Correct soil potassium deficiency with sulfate of potash magnesia, also known as Sul-Po-Mag or K-mag (0-0-22). Sul-Po-Mag is mined from a crystalline rock material, langbeinite, and contains 22 percent sulfur, 22 percent potassium, and 11 percent magnesium. Unlike most other rock-based fertilizers, the potassium in Sul-Po-Mag is readily available to plants so it should be applied in spring just before planting. It has only a short-term effect. Apply 6 pounds per 1,000 square feet.
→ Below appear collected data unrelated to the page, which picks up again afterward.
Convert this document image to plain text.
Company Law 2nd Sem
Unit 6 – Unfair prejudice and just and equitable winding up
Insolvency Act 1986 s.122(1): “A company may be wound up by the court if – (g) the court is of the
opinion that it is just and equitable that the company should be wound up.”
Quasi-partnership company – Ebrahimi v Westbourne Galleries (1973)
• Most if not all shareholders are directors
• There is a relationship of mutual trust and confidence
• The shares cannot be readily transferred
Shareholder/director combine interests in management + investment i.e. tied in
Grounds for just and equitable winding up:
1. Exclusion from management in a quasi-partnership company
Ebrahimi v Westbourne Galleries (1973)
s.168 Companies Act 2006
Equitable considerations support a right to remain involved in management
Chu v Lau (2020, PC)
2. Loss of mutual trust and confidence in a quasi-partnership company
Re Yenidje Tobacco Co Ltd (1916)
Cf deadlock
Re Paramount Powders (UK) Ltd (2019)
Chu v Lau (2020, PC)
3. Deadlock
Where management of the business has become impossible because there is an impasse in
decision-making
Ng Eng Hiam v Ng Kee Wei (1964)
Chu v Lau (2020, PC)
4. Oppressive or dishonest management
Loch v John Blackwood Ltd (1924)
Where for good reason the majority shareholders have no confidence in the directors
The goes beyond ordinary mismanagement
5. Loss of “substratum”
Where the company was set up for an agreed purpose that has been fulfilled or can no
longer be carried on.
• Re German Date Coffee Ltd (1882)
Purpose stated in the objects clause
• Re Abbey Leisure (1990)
For a slow-release form of potassium, greensand is the best choice. Greensand is mined in New Jersey from ancient sea deposits of iron potassium silicate (glauconite). It has 5 percent to 7 percent potassium and 32 trace minerals, and will increase the water-holding capacity of the soil. Greensand is slow to work, so it's best used to build up reserves of potassium when a soil test indicates an average level of potassium and not when levels are low and a quick dose is needed. Apply 17 pounds per 1,000 square feet. One application can last up to five years.
Other Main Nutrients
Plants need smaller quantities of calcium, magnesium, and sulfur than nitrogen, phosphorus, and potassium. Nevertheless, most soil tests will indicate quantities of nutrients. Correcting low pH with limestone also increases calcium, and if you use dolomitic limestone, it will also increase magnesium levels. If the pH is correct, use gypsum to add calcium without altering pH. Mined from calcium sulfate, gypsum contains 23 percent calcium and 18 percent sulfur. It also can improve the structure of alkaline soil by removing excess sodium. Apply 10 pounds per 1,000 square feet. Its effects last for 1 to 2 years.
In soils that need magnesium and sulfur but not calcium, apply Sul-Po-Mag as described for potassium deficiencies, or use epsom salts. Mined from magnesium sulfate, epsom salts contain 10 percent magnesium and 13 percent sulfur. Apply 6 pounds per 1,000 square feet. Beneficial effects last for one to two years after application.
How to Apply Rock Minerals
Remember three rules: When you apply rock mineral fertilizers, 1) Mix them thoroughly into the soil; 2) smaller-sized particle will work quicker; and 3) use them with lots of organic matter.
It's important to work mineral fertilizers into the soil so the nutrients they contain can easily contact roots. Some minerals, such as phosphorous, do not move around well in the soil, while others, such as sulfur, can form a hardpan layer if not thoroughly mixed with the soil.
Smaller-sized mineral particles will be more readily available to plants. This is especially true for rock minerals, such as greensand, that release nutrients very slowly. Rock minerals have been crushed fine enough to pass through a 200-mesh screen (and it should say so on the bag). This rule doesn't apply to pelletized fertilizers, such as pelletized lime. Although these particles are larger than the crushed material, they are held together by a water soluble compound that quickly breaks down in the soil. Pelletized fertilizers are less dusty and easier to use, but more expensive.
If you add rock mineral fertilizers to your soil, it is important to add organic matter as well. Organic matter helps stabilize the soil pH, which, in turn, increases microorganism activity. Microorganisms are key to breaking down the rock mineral fertilizers to usable form for the plant.